7.07. Representation by Counsel. Each Party acknowledges that it has been represented by counsel (or had the opportunity to be so represented and waived its right to do so) in connection with this Agreement and the transactions contemplated by this Agreement. Accordingly, any rule of law or any legal decision that would provide any Party with a defense to the enforcement of the terms of this Agreement against such Party based upon lack of legal counsel shall have no application and is expressly waived. This Agreement is the product of arm’s length negotiations among the Parties and its provisions shall be interpreted in a neutral manner and one intended to effect the intent of the Parties. None of the Parties shall have any term or provision construed against such Party solely by reason of such Party having drafted the same.
7.08. Independent Due Diligence and Decision-Making. Each Party confirms that its decision to execute this Agreement has been based upon its independent investigation of the operations, businesses, financial and other conditions and prospects of the Company.
7.09. Several, Not Joint Obligations. The agreements, representations, and obligations of the Parties under this Agreement are, in all respects, several and not joint, including among the various Supporting Noteholders. No prior history, pattern, or practice of sharing confidences among or between the Parties shall in any way affect or negate this Agreement.

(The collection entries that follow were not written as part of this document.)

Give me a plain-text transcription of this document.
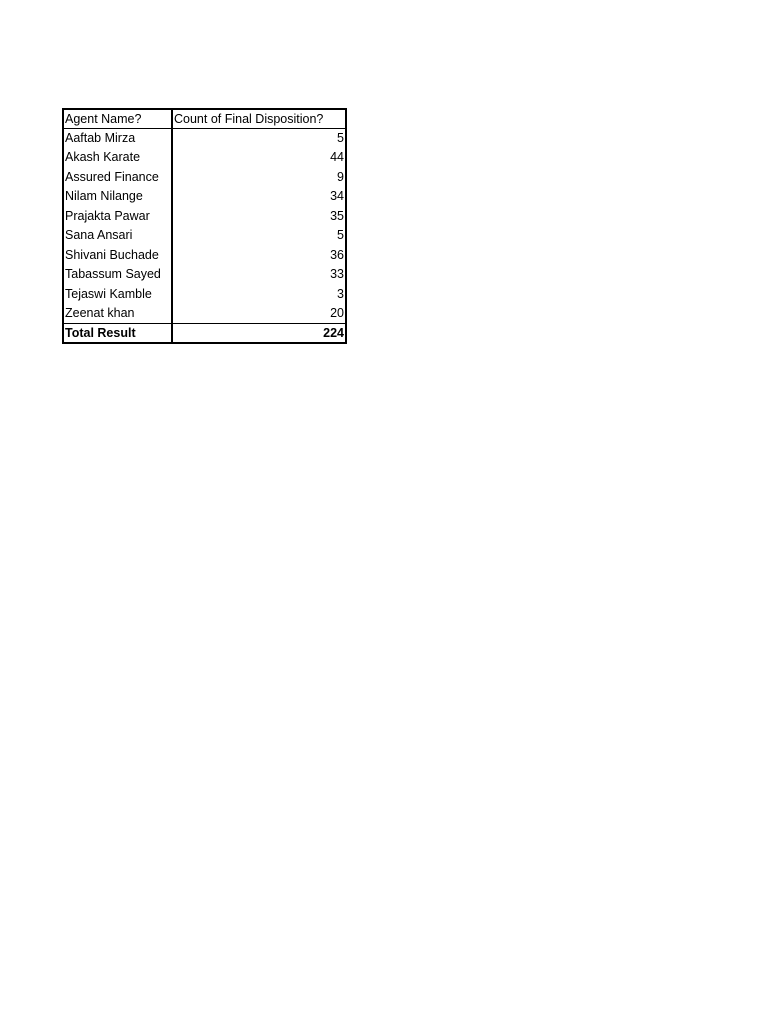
Agent Name?	Count of Final Disposition?
Aaftab Mirza	5
Akash Karate	44
Assured Finance	9
Nilam Nilange	34
Prajakta Pawar	35
Sana Ansari	5
Shivani Buchade	36
Tabassum Sayed	33
Tejaswi Kamble	3
Zeenat khan	20
Total Result	224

7.10. Parties, Succession and Assignment. This Agreement shall be binding upon, and inure to the benefit of, the Parties and their respective successors, assigns, heirs, executors, estates, administrators and representatives. No rights or obligations of any Party under this Agreement may be assigned or transferred to any other person or entity except as otherwise expressly provided herein. Nothing in this Agreement, express or implied, shall give to any person or entity, other than the Parties (and those permitted assigns under Section 3.03), any benefit or any legal or equitable right, remedy or claim under this Agreement.
7.11. No Waiver of Participation and Reservation of Rights. Except as expressly provided in this Agreement or the Plan, nothing herein is intended to, nor does, in any manner waive, limit, impair, or restrict any right of any Party or the ability of each of the Parties to protect and preserve its rights, remedies and interests, including without limitation, Claims against and interests in the Company. If the Restructuring is not consummated, or following the occurrence of a Supporting Noteholder Termination Event, a Company Termination Event or the termination of this Agreement, nothing herein shall be construed as a waiver by any Party of any or all of such Party’s rights, and the Parties expressly reserve any and all of their respective rights.

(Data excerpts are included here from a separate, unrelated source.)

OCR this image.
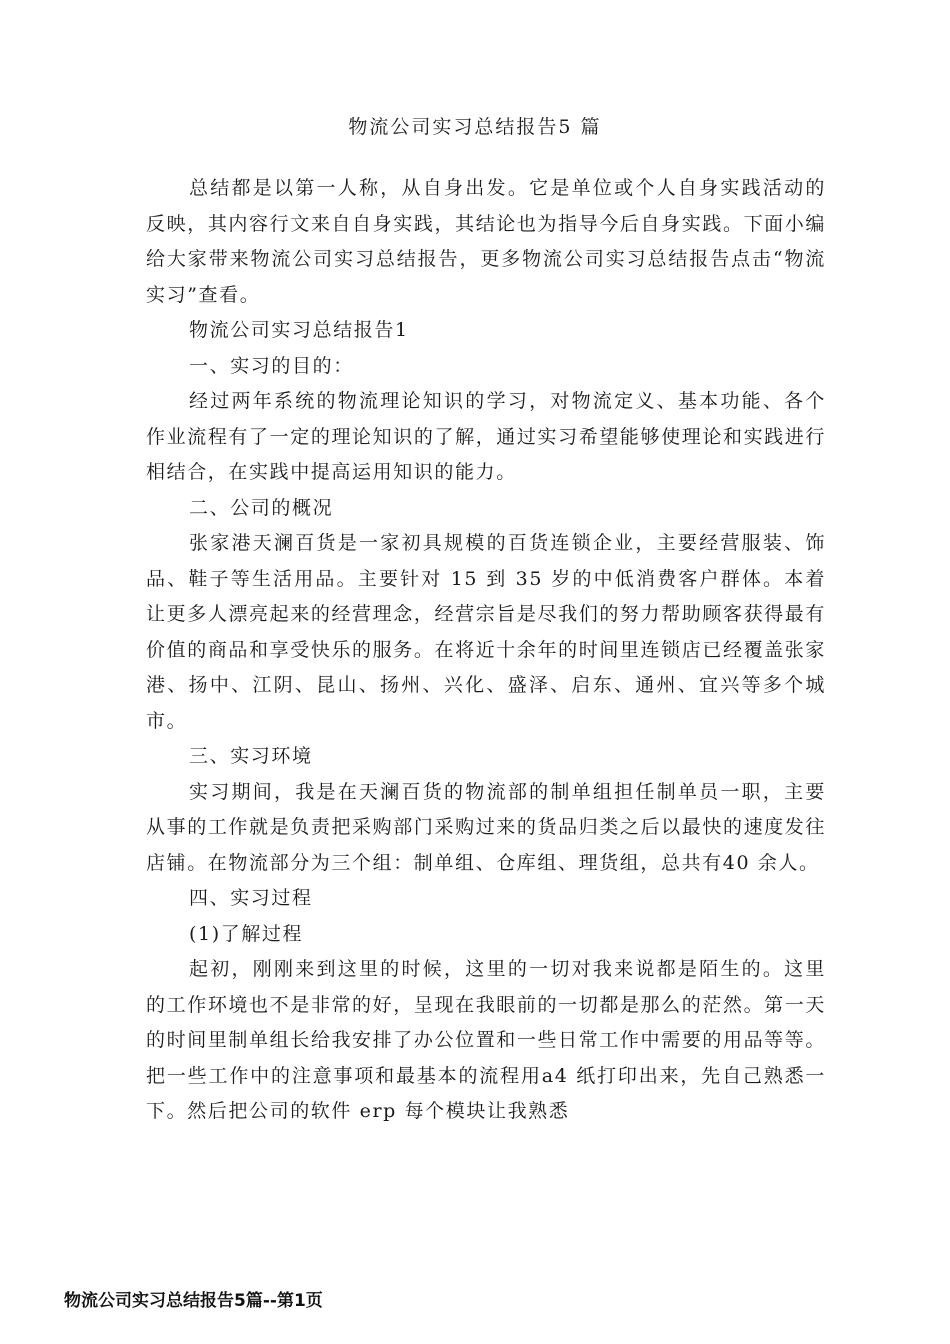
物流公司实习总结报告5 篇

总结都是以第一人称，从自身出发。它是单位或个人自身实践活动的反映，其内容行文来自自身实践，其结论也为指导今后自身实践。下面小编给大家带来物流公司实习总结报告，更多物流公司实习总结报告点击“物流实习”查看。

物流公司实习总结报告1

一、实习的目的：

经过两年系统的物流理论知识的学习，对物流定义、基本功能、各个作业流程有了一定的理论知识的了解，通过实习希望能够使理论和实践进行相结合，在实践中提高运用知识的能力。

二、公司的概况

张家港天澜百货是一家初具规模的百货连锁企业，主要经营服装、饰品、鞋子等生活用品。主要针对 15 到 35 岁的中低消费客户群体。本着让更多人漂亮起来的经营理念，经营宗旨是尽我们的努力帮助顾客获得最有价值的商品和享受快乐的服务。在将近十余年的时间里连锁店已经覆盖张家港、扬中、江阴、昆山、扬州、兴化、盛泽、启东、通州、宜兴等多个城市。

三、实习环境

实习期间，我是在天澜百货的物流部的制单组担任制单员一职，主要从事的工作就是负责把采购部门采购过来的货品归类之后以最快的速度发往店铺。在物流部分为三个组：制单组、仓库组、理货组，总共有40 余人。

四、实习过程

(1)了解过程

起初，刚刚来到这里的时候，这里的一切对我来说都是陌生的。这里的工作环境也不是非常的好，呈现在我眼前的一切都是那么的茫然。第一天的时间里制单组长给我安排了办公位置和一些日常工作中需要的用品等等。把一些工作中的注意事项和最基本的流程用a4 纸打印出来，先自己熟悉一下。然后把公司的软件 erp 每个模块让我熟悉

物流公司实习总结报告5篇--第1页
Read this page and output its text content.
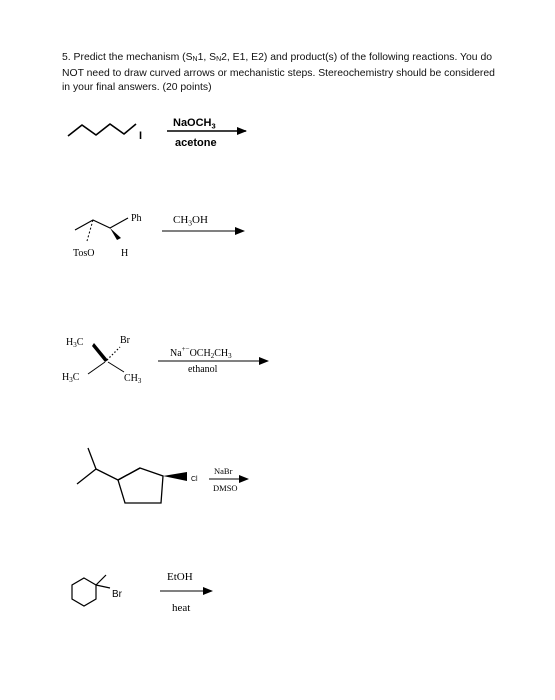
5. Predict the mechanism ($S_N1$, $S_N2$, E1, E2) and product(s) of the following reactions. You do
NOT need to draw curved arrows or mechanistic steps. Stereochemistry should be considered
in your final answers. (20 points)
I
NaOCH$_3$
acetone
Ph
TosO	H
$CH_3OH$
$H_3C$	Br
$H_3C$	$CH_3$
$Na^+-OCH_2CH_3$
ethanol
Cl
NaBr
DMSO
Br
EtOH
heat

7.12.No Third-Party Beneficiaries. This Agreement shall not confer any rights or remedies upon any Person other than the Parties and their respective successors and permitted assigns, except as expressly set forth in this Agreement.
7.13.Specific Performance. Each Party hereto recognizes and acknowledges that a breach by it of any covenants or agreements contained in this Agreement would cause the other Parties to sustain damages for which such Parties would not have an adequate remedy at law for money damages, and therefore each Party agrees that in the sole event of any breach, the other Parties shall be entitled to seek the remedy of specific performance and injunctive or other equitable relief (including attorney’s fees and costs) to enforce such covenants and agreements, in addition to any other remedy to which such nonbreaching Party may be entitled, at law or in equity, without the necessity of proving the inadequacy of money damages as a remedy, including an order of the Bankruptcy Court requiring any Party to comply promptly with any of its obligations hereunder. Each Party further agrees that no other Party or any other person shall be required to obtain, furnish or post any bond or similar instrument in connection with or as a condition to obtaining any remedy referred to in this Section 7.13, and each Party (a) irrevocably waives any right it may have to require the obtaining, furnishing or posting of any such bond or similar instrument and (b) shall cooperate fully in any attempt by the other Party to obtain such equitable relief.